Yémen: enlèvement de deux étrangers, dont une Française
Des hommes armés ont enlevé mardi deux ressortissants étrangers, dont une Française d'origine marocaine, dans le sud du Yémen, ont indiqué un responsable des services de sécurité et un responsable local.
Au moment de leur rapt en début d’après-midi, les deux personnes circulaient avec leur chauffeur yéménite, qui a été aussi kidnappé, à bord d’un véhicule du Comité international de la Croix-Rouge (CICR) dans la province de Lahj, ont-ils ajouté, disant ignorer la nationalité et l’identité du second étranger. Les occupants du véhicule se rendaient dans un camp de déplacés, originaires de la province voisine d’Abyane, un fief d’Al-Qaïda où le réseau extrémiste contrôle Zinjibar, son chef-lieu, et plusieurs villages de la province, selon le responsable des services de sécurité. Les ravisseurs, recherchés par la justice, réclament la libération de l’un des leurs, détenu par les autorités pour une affaire de droit commun, a indiqué le responsable des services de sécurité. Mais une source proche des ravisseurs a affirmé qu’ils entendaient, par ce rapt, obtenir la libération de deux membres du Mouvement sudiste, un groupe séparatiste.
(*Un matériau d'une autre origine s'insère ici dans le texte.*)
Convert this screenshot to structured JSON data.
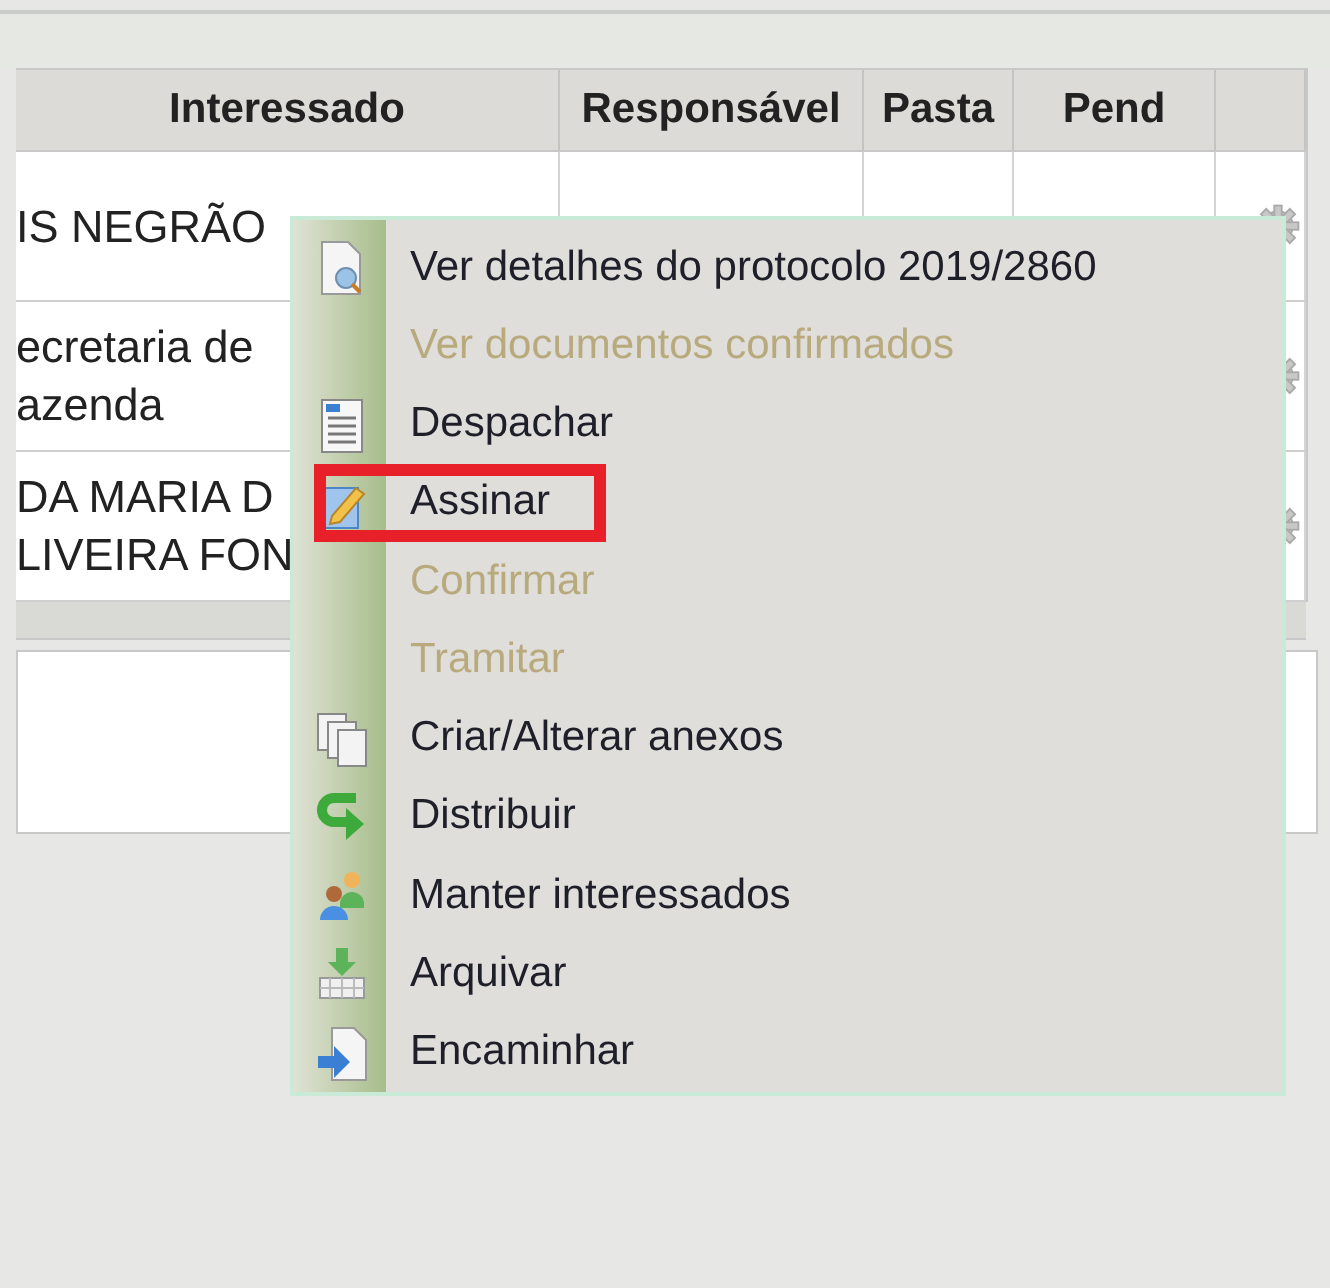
{
  "table": {
    "columns": [
      "Interessado",
      "Responsável",
      "Pasta",
      "Pend",
      ""
    ],
    "rows": [
      {
        "interessado": [
          "IS NEGRÃO"
        ]
      },
      {
        "interessado": [
          "ecretaria de",
          "azenda"
        ]
      },
      {
        "interessado": [
          "DA MARIA D",
          "LIVEIRA FON"
        ]
      }
    ]
  },
  "context_menu": {
    "items": [
      {
        "label": "Ver detalhes do protocolo 2019/2860",
        "disabled": false,
        "highlighted": false
      },
      {
        "label": "Ver documentos confirmados",
        "disabled": true,
        "highlighted": false
      },
      {
        "label": "Despachar",
        "disabled": false,
        "highlighted": false
      },
      {
        "label": "Assinar",
        "disabled": false,
        "highlighted": true
      },
      {
        "label": "Confirmar",
        "disabled": true,
        "highlighted": false
      },
      {
        "label": "Tramitar",
        "disabled": true,
        "highlighted": false
      },
      {
        "label": "Criar/Alterar anexos",
        "disabled": false,
        "highlighted": false
      },
      {
        "label": "Distribuir",
        "disabled": false,
        "highlighted": false
      },
      {
        "label": "Manter interessados",
        "disabled": false,
        "highlighted": false
      },
      {
        "label": "Arquivar",
        "disabled": false,
        "highlighted": false
      },
      {
        "label": "Encaminhar",
        "disabled": false,
        "highlighted": false
      }
    ]
  }
}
Les deux activistes, Walid al-Soufi et Tarek Abdo, ont été arrêtés par les autorités lundi à Aden, a ajouté cette source sans en préciser les raisons. Les trois personnes ont été enlevées à Msaïmir, une ville à 70 km de Houta, chef-lieu de la province de Lahj, et à une centaine de km d’Aden, principale ville du sud du Yémen, selon le responsable. Les otages ont été conduits à Bachriya, une banlieue de Msaïmir et des contacts ont été établis avec les ravisseurs pour négocier la libération des trois personnes enlevées, a indiqué le responsable local. Ce rapt intervient quelques jours après la libération de trois humanitaires français au terme de cinq mois de captivité aux mains d’Al-Qaïda au Yémen. Le Yémen est le théâtre de fréquents enlèvements d’étrangers par des tribus. Plus de 200 d’entre eux y ont été enlevés ces 15 dernières années et la grande majorité ont été libérés sains et saufs.